Com Correio Braziliense informações
Tasso Franco , Salvador |
09/09/2023 às 18:35
Mauro Cid t5en cel era ajudante de ordens de Bolsonaro
Foto: Ag Senado
O tenente-coronel Mauro Cid (foto) foi solto há pouco após decisão do ministro Alexandre de Moraes, do Supremo Tribunal Federal. Como mostramos, o ex-ajudante de ordens de Jair Bolsonaro terá de cumprir uma série de medidas cautelares, como uso de tornozeleira eletrônica e limitação para sair de casa.
O tenente-coronel Mauro Cid, ex-ajudante de ordens do ex-presidente Jair Bolsonaro (PL), deixou a prisão na tarde deste sábado (9) após o ministro do Supremo Tribunal Federal (STF), Alexandre de Moraes, lhe conceder liberdade provisória e homologar seu acordo de delação premiada.
O procurador-geral da República, Augusto Aras, afirmou, neste sábado (9/9), que não aceitará delações feitas pela Polícia Federal (PF), reagindo à homologação do ministro do Supremo Tribunal Federal (STF) Alexandre de Moraes ao acordo firmado com o tenente-coronel Mauro Cid.
Segundo Aras, a Procuradoria-Geral da República (PGR) é pautada pela Constituição e, portanto, “não aceita delações conduzidas pela Polícia Federal, como aquelas de Antonio Palocci e de Sérgio Cabral, por exemplo”.
“O subprocurador-geral da República que se manifestou na delação de Mauro Cid apenas postula que se cumpra a Lei. Ele tem independência funcional para tanto.

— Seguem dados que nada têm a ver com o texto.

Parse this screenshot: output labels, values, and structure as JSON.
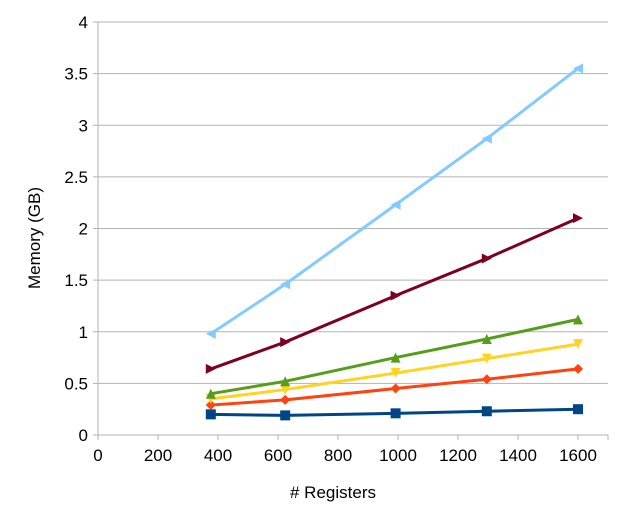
{
  "chart_data": {
    "type": "line",
    "title": "",
    "xlabel": "# Registers",
    "ylabel": "Memory (GB)",
    "xlim": [
      0,
      1700
    ],
    "ylim": [
      0,
      4
    ],
    "xticks": [
      0,
      200,
      400,
      600,
      800,
      1000,
      1200,
      1400,
      1600
    ],
    "yticks": [
      0,
      0.5,
      1,
      1.5,
      2,
      2.5,
      3,
      3.5,
      4
    ],
    "xtick_labels": [
      "0",
      "200",
      "400",
      "600",
      "800",
      "1000",
      "1200",
      "1400",
      "1600"
    ],
    "ytick_labels": [
      "0",
      "0.5",
      "1",
      "1.5",
      "2",
      "2.5",
      "3",
      "3.5",
      "4"
    ],
    "grid": "horizontal",
    "legend": "none",
    "x": [
      376,
      624,
      992,
      1296,
      1600
    ],
    "series": [
      {
        "color": "#004586",
        "marker": "square",
        "values": [
          0.2,
          0.19,
          0.21,
          0.23,
          0.25
        ]
      },
      {
        "color": "#ff420e",
        "marker": "diamond",
        "values": [
          0.29,
          0.34,
          0.45,
          0.54,
          0.64
        ]
      },
      {
        "color": "#ffd320",
        "marker": "triangle-down",
        "values": [
          0.35,
          0.44,
          0.6,
          0.74,
          0.88
        ]
      },
      {
        "color": "#579d1c",
        "marker": "triangle-up",
        "values": [
          0.4,
          0.52,
          0.75,
          0.93,
          1.12
        ]
      },
      {
        "color": "#7e0021",
        "marker": "triangle-right",
        "values": [
          0.64,
          0.9,
          1.35,
          1.71,
          2.1
        ]
      },
      {
        "color": "#83caff",
        "marker": "triangle-left",
        "values": [
          0.98,
          1.46,
          2.23,
          2.87,
          3.55
        ]
      }
    ]
  }
}
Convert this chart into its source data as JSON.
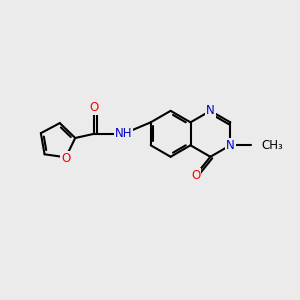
{
  "bg_color": "#ebebeb",
  "bond_color": "#000000",
  "bond_width": 1.5,
  "atom_colors": {
    "O": "#ff0000",
    "N": "#0000cc",
    "C": "#000000"
  },
  "font_size": 8.5,
  "figsize": [
    3.0,
    3.0
  ],
  "dpi": 100,
  "xlim": [
    0,
    10
  ],
  "ylim": [
    1,
    9
  ]
}
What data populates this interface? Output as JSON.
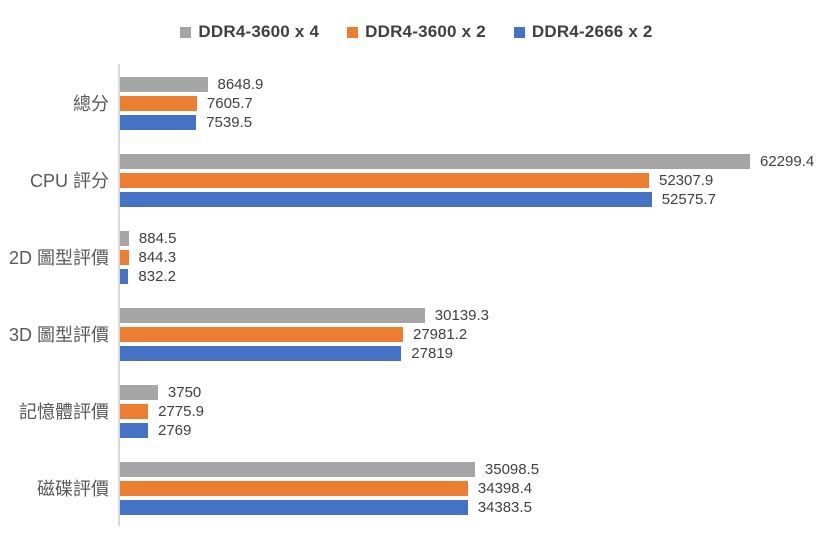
{
  "legend": {
    "items": [
      {
        "label": "DDR4-3600 x 4",
        "color": "#A5A5A5"
      },
      {
        "label": "DDR4-3600 x 2",
        "color": "#ED7D31"
      },
      {
        "label": "DDR4-2666 x 2",
        "color": "#4472C4"
      }
    ]
  },
  "chart_data": {
    "type": "bar",
    "orientation": "horizontal",
    "title": "",
    "xlabel": "",
    "ylabel": "",
    "value_axis_hidden": true,
    "grid": false,
    "data_labels": true,
    "legend_position": "top",
    "axis_line_color": "#D9D9D9",
    "categories": [
      "總分",
      "CPU 評分",
      "2D 圖型評價",
      "3D 圖型評價",
      "記憶體評價",
      "磁碟評價"
    ],
    "series": [
      {
        "name": "DDR4-3600 x 4",
        "color": "#A5A5A5",
        "values": [
          8648.9,
          62299.4,
          884.5,
          30139.3,
          3750,
          35098.5
        ],
        "labels": [
          "8648.9",
          "62299.4",
          "884.5",
          "30139.3",
          "3750",
          "35098.5"
        ]
      },
      {
        "name": "DDR4-3600 x 2",
        "color": "#ED7D31",
        "values": [
          7605.7,
          52307.9,
          844.3,
          27981.2,
          2775.9,
          34398.4
        ],
        "labels": [
          "7605.7",
          "52307.9",
          "844.3",
          "27981.2",
          "2775.9",
          "34398.4"
        ]
      },
      {
        "name": "DDR4-2666 x 2",
        "color": "#4472C4",
        "values": [
          7539.5,
          52575.7,
          832.2,
          27819,
          2769,
          34383.5
        ],
        "labels": [
          "7539.5",
          "52575.7",
          "832.2",
          "27819",
          "2769",
          "34383.5"
        ]
      }
    ]
  }
}
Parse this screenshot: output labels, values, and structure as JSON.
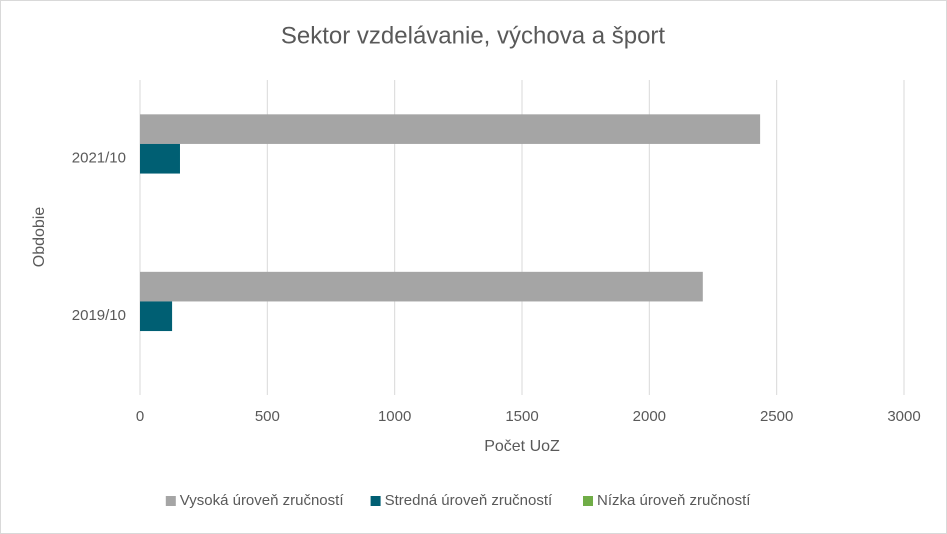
{
  "chart_data": {
    "type": "bar",
    "orientation": "horizontal",
    "title": "Sektor vzdelávanie, výchova a šport",
    "x_label": "Počet UoZ",
    "y_label": "Obdobie",
    "categories": [
      "2019/10",
      "2021/10"
    ],
    "series": [
      {
        "name": "Vysoká úroveň zručností",
        "color": "#a5a5a5",
        "values": [
          2210,
          2435
        ]
      },
      {
        "name": "Stredná úroveň zručností",
        "color": "#005f73",
        "values": [
          126,
          157
        ]
      },
      {
        "name": "Nízka úroveň zručností",
        "color": "#70ad47",
        "values": [
          0,
          0
        ]
      }
    ],
    "xlim": [
      0,
      3000
    ],
    "xticks": [
      0,
      500,
      1000,
      1500,
      2000,
      2500,
      3000
    ],
    "grid": true,
    "legend": "bottom"
  }
}
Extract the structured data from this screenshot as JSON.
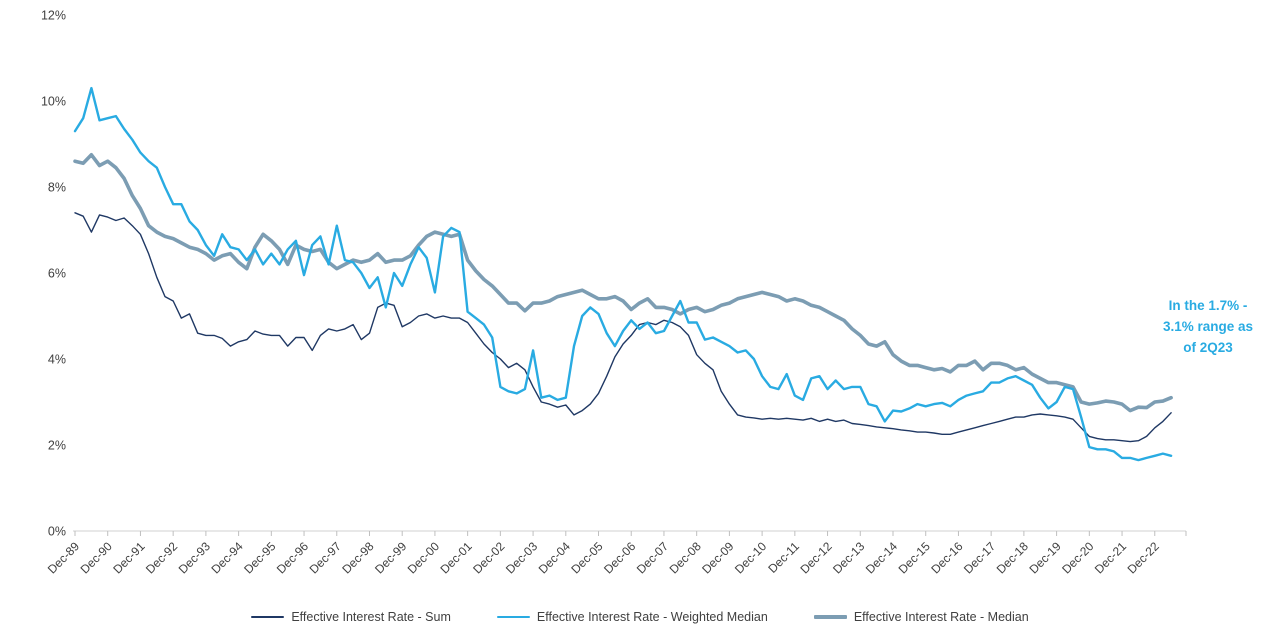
{
  "chart_data": {
    "type": "line",
    "title": "",
    "xlabel": "",
    "ylabel": "",
    "ylim": [
      0,
      12
    ],
    "grid": false,
    "legend_position": "bottom",
    "y_tick_labels": [
      "0%",
      "2%",
      "4%",
      "6%",
      "8%",
      "10%",
      "12%"
    ],
    "y_tick_values": [
      0,
      2,
      4,
      6,
      8,
      10,
      12
    ],
    "x_tick_labels": [
      "Dec-89",
      "Dec-90",
      "Dec-91",
      "Dec-92",
      "Dec-93",
      "Dec-94",
      "Dec-95",
      "Dec-96",
      "Dec-97",
      "Dec-98",
      "Dec-99",
      "Dec-00",
      "Dec-01",
      "Dec-02",
      "Dec-03",
      "Dec-04",
      "Dec-05",
      "Dec-06",
      "Dec-07",
      "Dec-08",
      "Dec-09",
      "Dec-10",
      "Dec-11",
      "Dec-12",
      "Dec-13",
      "Dec-14",
      "Dec-15",
      "Dec-16",
      "Dec-17",
      "Dec-18",
      "Dec-19",
      "Dec-20",
      "Dec-21",
      "Dec-22"
    ],
    "points_per_year": 4,
    "x_start": "Dec-89",
    "x_end": "2Q23",
    "axis_color": "#D9D9D9",
    "tick_color": "#BFBFBF",
    "label_color": "#404040",
    "annotation": {
      "lines": [
        "In the 1.7% -",
        "3.1% range as",
        "of 2Q23"
      ],
      "color": "#29ABE2"
    },
    "series": [
      {
        "key": "sum",
        "name": "Effective Interest Rate - Sum",
        "color": "#1F3864",
        "stroke_width": 1.4,
        "values": [
          7.4,
          7.32,
          6.95,
          7.35,
          7.3,
          7.22,
          7.28,
          7.1,
          6.9,
          6.45,
          5.9,
          5.45,
          5.35,
          4.95,
          5.05,
          4.6,
          4.55,
          4.55,
          4.48,
          4.3,
          4.4,
          4.45,
          4.65,
          4.58,
          4.55,
          4.55,
          4.3,
          4.5,
          4.5,
          4.2,
          4.55,
          4.7,
          4.65,
          4.7,
          4.8,
          4.45,
          4.6,
          5.2,
          5.3,
          5.25,
          4.75,
          4.85,
          5.0,
          5.05,
          4.95,
          5.0,
          4.95,
          4.95,
          4.85,
          4.6,
          4.35,
          4.15,
          4.0,
          3.8,
          3.9,
          3.75,
          3.35,
          3.0,
          2.95,
          2.88,
          2.93,
          2.7,
          2.8,
          2.95,
          3.2,
          3.6,
          4.05,
          4.35,
          4.55,
          4.8,
          4.85,
          4.8,
          4.9,
          4.85,
          4.75,
          4.55,
          4.1,
          3.9,
          3.75,
          3.25,
          2.95,
          2.7,
          2.65,
          2.63,
          2.6,
          2.62,
          2.6,
          2.62,
          2.6,
          2.58,
          2.62,
          2.55,
          2.6,
          2.55,
          2.58,
          2.5,
          2.48,
          2.45,
          2.42,
          2.4,
          2.38,
          2.35,
          2.33,
          2.3,
          2.3,
          2.28,
          2.25,
          2.25,
          2.3,
          2.35,
          2.4,
          2.45,
          2.5,
          2.55,
          2.6,
          2.65,
          2.65,
          2.7,
          2.72,
          2.7,
          2.68,
          2.65,
          2.6,
          2.4,
          2.2,
          2.15,
          2.12,
          2.12,
          2.1,
          2.08,
          2.1,
          2.2,
          2.4,
          2.55,
          2.75
        ]
      },
      {
        "key": "weighted-median",
        "name": "Effective Interest Rate - Weighted Median",
        "color": "#29ABE2",
        "stroke_width": 2.4,
        "values": [
          9.3,
          9.6,
          10.3,
          9.55,
          9.6,
          9.65,
          9.35,
          9.1,
          8.8,
          8.6,
          8.45,
          8.0,
          7.6,
          7.6,
          7.2,
          7.0,
          6.65,
          6.4,
          6.9,
          6.6,
          6.55,
          6.3,
          6.55,
          6.2,
          6.45,
          6.2,
          6.55,
          6.75,
          5.95,
          6.65,
          6.85,
          6.2,
          7.1,
          6.3,
          6.25,
          6.0,
          5.65,
          5.9,
          5.2,
          6.0,
          5.7,
          6.2,
          6.6,
          6.35,
          5.55,
          6.85,
          7.05,
          6.95,
          5.1,
          4.95,
          4.8,
          4.5,
          3.35,
          3.25,
          3.2,
          3.3,
          4.2,
          3.1,
          3.15,
          3.05,
          3.1,
          4.3,
          5.0,
          5.2,
          5.05,
          4.6,
          4.3,
          4.65,
          4.9,
          4.7,
          4.85,
          4.6,
          4.65,
          5.0,
          5.35,
          4.85,
          4.85,
          4.45,
          4.5,
          4.4,
          4.3,
          4.15,
          4.2,
          4.0,
          3.6,
          3.35,
          3.3,
          3.65,
          3.15,
          3.05,
          3.55,
          3.6,
          3.3,
          3.5,
          3.3,
          3.35,
          3.35,
          2.95,
          2.9,
          2.55,
          2.8,
          2.78,
          2.85,
          2.95,
          2.9,
          2.95,
          2.98,
          2.9,
          3.05,
          3.15,
          3.2,
          3.25,
          3.45,
          3.45,
          3.55,
          3.6,
          3.5,
          3.4,
          3.1,
          2.85,
          3.0,
          3.35,
          3.3,
          2.65,
          1.95,
          1.9,
          1.9,
          1.85,
          1.7,
          1.7,
          1.65,
          1.7,
          1.75,
          1.8,
          1.75
        ]
      },
      {
        "key": "median",
        "name": "Effective Interest Rate - Median",
        "color": "#7C9DB3",
        "stroke_width": 3.6,
        "values": [
          8.6,
          8.55,
          8.75,
          8.5,
          8.6,
          8.45,
          8.2,
          7.8,
          7.5,
          7.1,
          6.95,
          6.85,
          6.8,
          6.7,
          6.6,
          6.55,
          6.45,
          6.3,
          6.4,
          6.45,
          6.25,
          6.1,
          6.6,
          6.9,
          6.75,
          6.55,
          6.2,
          6.65,
          6.55,
          6.5,
          6.55,
          6.25,
          6.1,
          6.2,
          6.3,
          6.25,
          6.3,
          6.45,
          6.25,
          6.3,
          6.3,
          6.4,
          6.65,
          6.85,
          6.95,
          6.9,
          6.85,
          6.9,
          6.3,
          6.05,
          5.85,
          5.7,
          5.5,
          5.3,
          5.3,
          5.12,
          5.3,
          5.3,
          5.35,
          5.45,
          5.5,
          5.55,
          5.6,
          5.5,
          5.4,
          5.4,
          5.45,
          5.35,
          5.15,
          5.3,
          5.4,
          5.2,
          5.2,
          5.15,
          5.05,
          5.15,
          5.2,
          5.1,
          5.15,
          5.25,
          5.3,
          5.4,
          5.45,
          5.5,
          5.55,
          5.5,
          5.45,
          5.35,
          5.4,
          5.35,
          5.25,
          5.2,
          5.1,
          5.0,
          4.9,
          4.7,
          4.55,
          4.35,
          4.3,
          4.4,
          4.1,
          3.95,
          3.85,
          3.85,
          3.8,
          3.75,
          3.78,
          3.7,
          3.85,
          3.85,
          3.95,
          3.75,
          3.9,
          3.9,
          3.85,
          3.75,
          3.8,
          3.65,
          3.55,
          3.45,
          3.45,
          3.4,
          3.35,
          3.0,
          2.95,
          2.98,
          3.02,
          3.0,
          2.95,
          2.8,
          2.88,
          2.87,
          3.0,
          3.02,
          3.1
        ]
      }
    ]
  }
}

A imprensa lavajatista, que divulga manchetes e matérias vazadas de processos sigilosos, dando prosseguimento à Operação Lava Jato, da qual foi consorciada, é tão nociva quanto aqueles que fornecem informações deturpadas”, escreveu Aras no X, antigo Twitter.
O órgão se manifestou contra a colaboração acertada pela PF pois considera que a oferta de delações premiadas não é uma atribuição da corporação e autorizou que os agentes seguissem tentando uma delação, mas que fosse de autoria da PGR.
A PGR pediu documentos à PF para acompanhar as investigações. Uma segunda delação foi enviada à defesa de Mauro Cid na sexta (8) e assinada pelo subprocurador Humberto Jacques de Medeiros.
O órgão questionou na Justiça a possibilidade da PF firmar colaborações premiadas e em 2018 o STF decidiu que a corporação pode participar das delações desde que o Ministério Público Federal (MPF) se manifeste.
O pedido de delação premiada partiu da defesa de Cid, preso desde o dia 3 de maio. Moraes estabeleceu condições para que Mauro Cid seja solto provisoriamente e delate à PF, como usar tornozeleira eletrônica, limitações para sair de casa, afastamento das funções no Exército, além de estar vedado o acesso a redes sociais e contato com outros investigados, com exceção da esposa, Gabriela, da filha e do pai, o general Mauro Cesar Lourena Cid.